To keep these infractions at bay, administration has ramped up security in and around the bathrooms.

“We’re trying to limit the number of kids who can go in the bathroom as well as those who can leave class during a particular time. We have security making sweeps through the bathrooms, we have our custodians checking in on them, and administrators check in and clean out the bathrooms [of loiterers] too,” Bumgardner listed.

While these efforts have stopped some acts of vandalism, students simply trying to use the restroom in between classes are also stepping in to help.

“I have [witnessed vandalism and/or vaping]. I have stopped some of this activity from happening,” stated senior James Pagans.

As Pagans mentioned, vaping is also surging on campus. Although the legal vaping age has increased to 21, there are now four vape shops within walking distance of FCHS. Furthermore, Tik-Tok challenges accompanied by social pressures may be contributing to the problem.

Many of the students receiving vaping referrals are repeat offenders, which is why Christina Gibson, the school psychologist, brought the New Day program to FCHS to inspire change.

The New Day program is helping students overcome their substance abuse problems through counseling and treatment referrals. (Photo by Emily Southern)

The New Day program offers intervention and counseling services to students who are at-risk for substance abuse and treatment referrals for those with substance abuse issues.
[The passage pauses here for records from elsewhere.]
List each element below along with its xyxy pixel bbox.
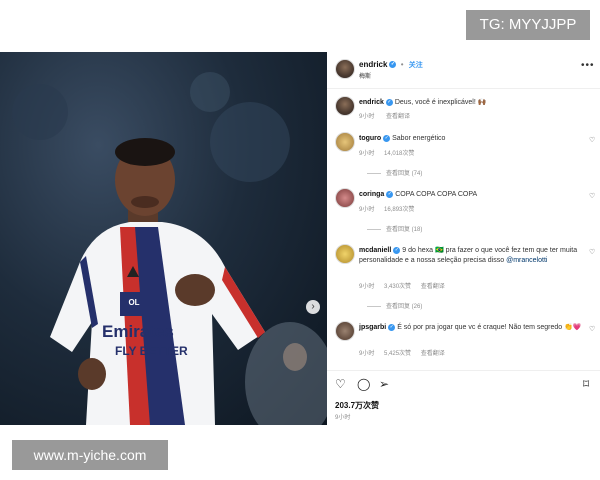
avatar[interactable] (335, 244, 355, 264)
more-horizontal-icon[interactable]: ••• (581, 60, 595, 71)
chevron-right-icon[interactable]: › (306, 300, 320, 314)
post-header: endrick ✓ • 关注 梅斯 ••• (327, 52, 600, 89)
verified-icon: ✓ (386, 190, 394, 198)
avatar[interactable] (335, 188, 355, 208)
comment-likes[interactable]: 5,425次赞 (384, 351, 411, 357)
caption-body: Deus, você é inexplicável! 🙌🏾 (394, 99, 487, 106)
player-illustration (12, 72, 327, 425)
comment-text: toguro ✓ Sabor energético (359, 134, 584, 144)
verified-icon: ✓ (393, 246, 401, 254)
post-author[interactable]: endrick ✓ • 关注 (359, 60, 423, 70)
caption-user[interactable]: endrick (359, 99, 384, 106)
comment-meta: 9小时 14,018次赞 (359, 148, 414, 157)
comment-meta: 9小时 3,430次赞 查看翻译 (359, 281, 445, 290)
verified-icon: ✓ (389, 61, 397, 69)
view-replies[interactable]: 查看回复 (74) (367, 168, 422, 177)
comment-body: É só por pra jogar que vc é craque! Não … (397, 324, 582, 331)
translate-link[interactable]: 查看翻译 (421, 351, 445, 357)
comment-time: 9小时 (359, 284, 375, 290)
comment-time: 9小时 (359, 207, 375, 213)
verified-icon: ✓ (383, 134, 391, 142)
comment-mention[interactable]: @mrancelotti (506, 257, 547, 264)
like-count[interactable]: 203.7万次赞 (335, 400, 379, 411)
avatar[interactable] (335, 59, 355, 79)
heart-icon[interactable]: ♡ (589, 136, 595, 144)
share-icon[interactable]: ➢ (379, 377, 389, 391)
comment-time: 9小时 (359, 351, 375, 357)
heart-icon[interactable]: ♡ (589, 325, 595, 333)
comment-user[interactable]: toguro (359, 135, 381, 142)
follow-button[interactable]: 关注 (409, 62, 423, 69)
follow-dot: • (400, 60, 404, 69)
comment-body: Sabor energético (392, 135, 446, 142)
bookmark-icon[interactable]: ⌑ (583, 377, 589, 391)
post-detail-panel: endrick ✓ • 关注 梅斯 ••• endrick ✓ Deus, você… (327, 52, 600, 425)
shirt-sponsor: Emirates (102, 322, 174, 341)
post-time: 9小时 (335, 415, 351, 421)
view-replies[interactable]: 查看回复 (26) (367, 301, 422, 310)
caption-time: 9小时 (359, 114, 375, 120)
tg-watermark: TG: MYYJJPP (466, 10, 590, 40)
caption-meta: 9小时 查看翻译 (359, 111, 410, 120)
shirt-badge: OL (128, 298, 140, 307)
post-action-bar: ♡ ◯ ➢ ⌑ 203.7万次赞 9小时 (327, 370, 600, 426)
verified-icon: ✓ (385, 98, 393, 106)
translate-link[interactable]: 查看翻译 (421, 284, 445, 290)
post-author-name[interactable]: endrick (359, 60, 387, 69)
avatar[interactable] (335, 132, 355, 152)
translate-link[interactable]: 查看翻译 (386, 114, 410, 120)
comment-body: COPA COPA COPA COPA (395, 191, 478, 198)
view-replies[interactable]: 查看回复 (18) (367, 224, 422, 233)
comment-user[interactable]: mcdaniell (359, 247, 391, 254)
comment-meta: 9小时 16,893次赞 (359, 204, 414, 213)
heart-icon[interactable]: ♡ (589, 248, 595, 256)
like-heart-icon[interactable]: ♡ (335, 377, 346, 391)
comment-text: coringa ✓ COPA COPA COPA COPA (359, 190, 584, 200)
caption-text: endrick ✓ Deus, você é inexplicável! 🙌🏾 (359, 98, 591, 108)
avatar[interactable] (335, 321, 355, 341)
post-photo: OL Emirates FLY BETTER › (0, 52, 327, 425)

Students are eligible for New Day "if they have had two or more referrals from vaping or any type of substance," said Gibson. “In terms of discipline referrals, they are not required to go through the New Day program it is just encouraged, but for student-athletes they are required to go through it before they return to their sport and this is for any type of substance,” stated Gibson.

Gibson also shared that this program has definitely made a difference in the community; however, both she and Bumgardner feel that if parents and friends become more involved with their children/friends, substance abuse wouldn’t have to reach Gibson’s door.

“Be involved with your students and know what is going on in their life,” advised Bumgardner. “Teenagers are hardwired to make bad decisions. They don't have the experience or knowledge that adults do. The only thing you can do as a parent is be involved.”